Robertson will concentrate on the legacy issue in his first major speech since being appointed by new Prime Minister David Cameron last month to replace Tessa Jowell as Olympics Minister and Gerry Sutcliffe as Sports Minister.

He told insidethegames: "I think the lack of a coherent sports legacy is the single biggest challenge facing me as the combined Sports/Olympics Minister.

"In my speech I will lay out the framework by which we are gong to deliver this Olympic legacy.

"We then hope to have the plans in place for the two years to go mark at the end of July.

"I hope that by that stage everybody will know exactly how we are going to define a sports legacy from the Games.

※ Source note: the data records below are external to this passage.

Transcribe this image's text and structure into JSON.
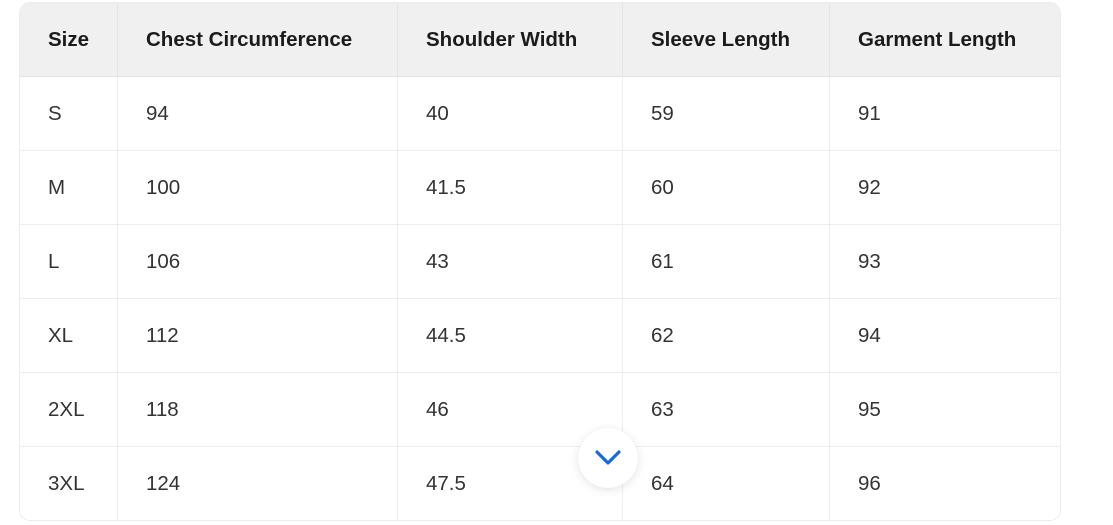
{
  "table": {
    "name": "size-chart",
    "headers": [
      "Size",
      "Chest Circumference",
      "Shoulder Width",
      "Sleeve Length",
      "Garment Length"
    ],
    "rows": [
      {
        "size": "S",
        "chest": "94",
        "shoulder": "40",
        "sleeve": "59",
        "garment": "91"
      },
      {
        "size": "M",
        "chest": "100",
        "shoulder": "41.5",
        "sleeve": "60",
        "garment": "92"
      },
      {
        "size": "L",
        "chest": "106",
        "shoulder": "43",
        "sleeve": "61",
        "garment": "93"
      },
      {
        "size": "XL",
        "chest": "112",
        "shoulder": "44.5",
        "sleeve": "62",
        "garment": "94"
      },
      {
        "size": "2XL",
        "chest": "118",
        "shoulder": "46",
        "sleeve": "63",
        "garment": "95"
      },
      {
        "size": "3XL",
        "chest": "124",
        "shoulder": "47.5",
        "sleeve": "64",
        "garment": "96"
      }
    ]
  },
  "expand_control": {
    "icon": "chevron-down-icon",
    "label": "",
    "accent_color": "#1668e3"
  },
  "colors": {
    "header_background": "#f0f0f0",
    "header_text": "#1b1b1b",
    "cell_background": "#ffffff",
    "cell_text": "#333333",
    "border": "#ededed",
    "accent": "#1668e3"
  }
}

"I'm not after revolution - I'm after sensible and achievable.

"At the end of my time as Sports Minister I want to be judged by whether I have extended the opportunities that are available through sport - massive as they are - to the maximum amount of people.

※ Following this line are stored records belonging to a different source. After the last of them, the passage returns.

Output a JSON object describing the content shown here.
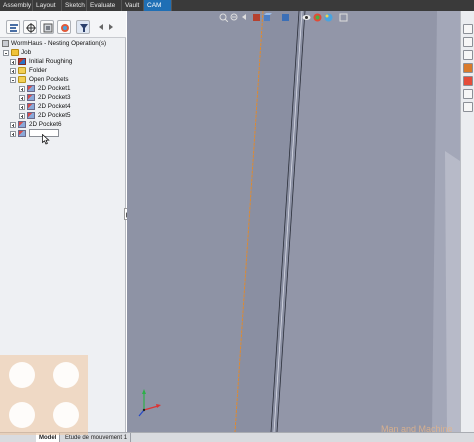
{
  "tabs": [
    "Assembly",
    "Layout",
    "Sketch",
    "Evaluate",
    "Vault",
    "CAM"
  ],
  "active_tab": "CAM",
  "panel_tabs": [
    "feature-manager-icon",
    "property-manager-icon",
    "configuration-manager-icon",
    "display-manager-icon",
    "cam-manager-icon"
  ],
  "tree": {
    "root": "WormHaus - Nesting Operation(s)",
    "job": "Job",
    "initial_roughing": "Initial Roughing",
    "folder": "Folder",
    "open_pockets": "Open Pockets",
    "pockets": [
      "2D Pocket1",
      "2D Pocket3",
      "2D Pocket4",
      "2D Pocket5"
    ],
    "pocket6": "2D Pocket6"
  },
  "bottom_tabs": [
    "Model",
    "Etude de mouvement 1"
  ],
  "active_bottom_tab": "Model",
  "watermark": "Man and Machine",
  "colors": {
    "viewport_bg": "#8e93a5",
    "cam_tab": "#1f6fb5",
    "tabbar": "#3a3a3a",
    "watermark": "#e3b48a",
    "part_face": "#9498aa",
    "edge_highlight": "#e08a2e"
  }
}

"It would be brilliant to win the 2018 World Cup [bid] and we've got to deliver a successful Olympics but actually getting more people involved in sport is the real key thing for me.

"What I want to do is produce a sports legacy plan that directly delivers that objective.

"That will need to have a community element, it will need to have a schools element primarily.

"They are the plans we are working on at the moment and they will be the plans that we will produce at the end of the year.

"If you follow what we have been saying about sport for the past five years since I've been shadowing the brief you are not going to find anything in there that will completely surprise you.

"It has to be sensible and it has to be deliverable."

Robertson will give Sport England a leading role in delivering his legacy proposals despite a National Audit Office report last month which criticised them for lack of transparency and that they failed to keep track properly of how £600 million ($869 million) of public money was spent on trying to meet the Labour Government target of getting a million more people involved in sport by the time of the London 2012 Olympics.

Robertson said: "I think Sport England prior to the arrival of the current management team was a mess.

"It had been far too politicised for far too long.

"When I took over as the opposition sports spokesman in 2005 I was not even allowed through the front door of Sport England.

"There has been a series of investigations that pointed to the fact it was not well run.

"In fact, you could tell it was not well run because, if you look at the participation figures in this country over the first decade of Lottery funding, they barely budged at all."

But Robertson believes the chairman Richard Lewis and chief executive Jennie Price will be able to help deliver his vision.

He said: "I do have confidence in the current management."